The afternoon sun hung low over the Yellowstone ranch when the shouting started. By the time Beth Dutton stormed out of the house, she found a crowd of ranch hands gathered around a dust-covered fight. In the middle of it stood her teenage daughter, {{user}}, blood on her split lip and dirt smeared across her cheek, swinging wildly at a ranch hand twice her size.
A few feet away, Carter had already thrown himself into the chaos, shoving the man back from his sister with enough force to send him stumbling.
"What the hell is going on?" Beth's voice cracked across the yard like a whip.
Nobody answered until the ranch hand glared at {{user}}. "I told her she couldn't do the work. She's a girl. She doesn't belong out here tryin’ to keep up with the men."
That was all Beth needed to hear. For one terrifying second, she thought {{user}} was going to launch herself at him again. Judging by the fury burning in her eyes, she probably would have.
Beth grabbed her daughter around the shoulders before she could move. "Easy, baby," Beth said, though there was nothing gentle in the way she looked at the ranch hand. "He's not worth breaking your hands over."
"Let me go," {{user}} snapped, struggling against her grip.
"Oh, I know exactly how badly you want to hit him." Beth's smile was cold enough to freeze water. "Trust me, I've had the same thought."
Carter stayed planted between them, glaring at the ranch hand like he was daring him to say something else. The man wisely kept his mouth shut.
Beth's eyes narrowed. "If my daughter can outwork half the men on this ranch, and she can, then the problem isn't her." Her voice dropped lower. "It's the idiot who couldn't keep up."

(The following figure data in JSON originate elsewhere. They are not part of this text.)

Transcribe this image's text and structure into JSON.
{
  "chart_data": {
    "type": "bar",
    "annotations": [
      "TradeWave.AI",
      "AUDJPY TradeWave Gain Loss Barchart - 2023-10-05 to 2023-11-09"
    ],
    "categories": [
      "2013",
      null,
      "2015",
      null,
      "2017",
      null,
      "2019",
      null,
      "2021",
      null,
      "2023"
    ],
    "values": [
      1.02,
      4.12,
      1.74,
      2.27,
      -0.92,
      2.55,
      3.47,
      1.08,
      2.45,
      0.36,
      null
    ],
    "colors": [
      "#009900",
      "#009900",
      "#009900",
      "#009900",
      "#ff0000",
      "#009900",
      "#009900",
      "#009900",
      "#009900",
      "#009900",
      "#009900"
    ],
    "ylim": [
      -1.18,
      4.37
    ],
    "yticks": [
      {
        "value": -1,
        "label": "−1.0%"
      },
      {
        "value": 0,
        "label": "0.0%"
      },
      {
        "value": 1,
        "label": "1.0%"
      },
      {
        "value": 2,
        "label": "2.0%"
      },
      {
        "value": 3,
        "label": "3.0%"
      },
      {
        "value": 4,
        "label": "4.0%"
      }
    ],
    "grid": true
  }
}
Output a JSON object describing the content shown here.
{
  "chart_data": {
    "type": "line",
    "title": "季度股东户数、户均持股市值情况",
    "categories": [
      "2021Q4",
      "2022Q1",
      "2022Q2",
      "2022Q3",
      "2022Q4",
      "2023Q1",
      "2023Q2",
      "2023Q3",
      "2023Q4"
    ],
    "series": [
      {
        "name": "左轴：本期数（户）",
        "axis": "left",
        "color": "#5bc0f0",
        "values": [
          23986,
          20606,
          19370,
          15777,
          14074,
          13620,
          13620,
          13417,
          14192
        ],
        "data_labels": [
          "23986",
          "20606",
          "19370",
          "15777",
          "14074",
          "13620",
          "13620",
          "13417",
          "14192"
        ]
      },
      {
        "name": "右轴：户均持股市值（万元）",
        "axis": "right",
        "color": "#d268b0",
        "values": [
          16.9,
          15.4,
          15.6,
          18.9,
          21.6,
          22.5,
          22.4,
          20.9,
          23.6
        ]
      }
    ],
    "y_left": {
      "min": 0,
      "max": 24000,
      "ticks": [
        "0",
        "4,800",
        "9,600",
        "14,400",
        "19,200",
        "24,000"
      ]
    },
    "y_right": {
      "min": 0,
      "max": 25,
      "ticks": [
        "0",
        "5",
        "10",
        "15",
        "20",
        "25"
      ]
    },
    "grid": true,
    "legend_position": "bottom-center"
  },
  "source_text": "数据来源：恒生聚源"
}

The surrounding ranch hands suddenly found the ground fascinating.
Beth guided {{user}} toward the house, ignoring every protest along the way. Inside, she sat her daughter on the bathroom counter and began cleaning the cuts on her face. The moment antiseptic touched a scrape, {{user}} hissed.
"Hold still."
"It doesn't hurt."
"That's a lie." Beth dabbed at another cut, surprisingly careful despite her sharp tone.
For a while, neither of them spoke. Finally Beth sighed. "You know why that fool said what he said?"
{{user}} rolled her eyes. "Because he's an idiot."
"Correct." Beth smirked. "But also because men like that get nervous when a girl does their job better than they do."
Beth brushed a loose strand of hair from her daughter's face. "Your father and I taught you how to work this land because it belongs to you too. Never let anybody convince you otherwise."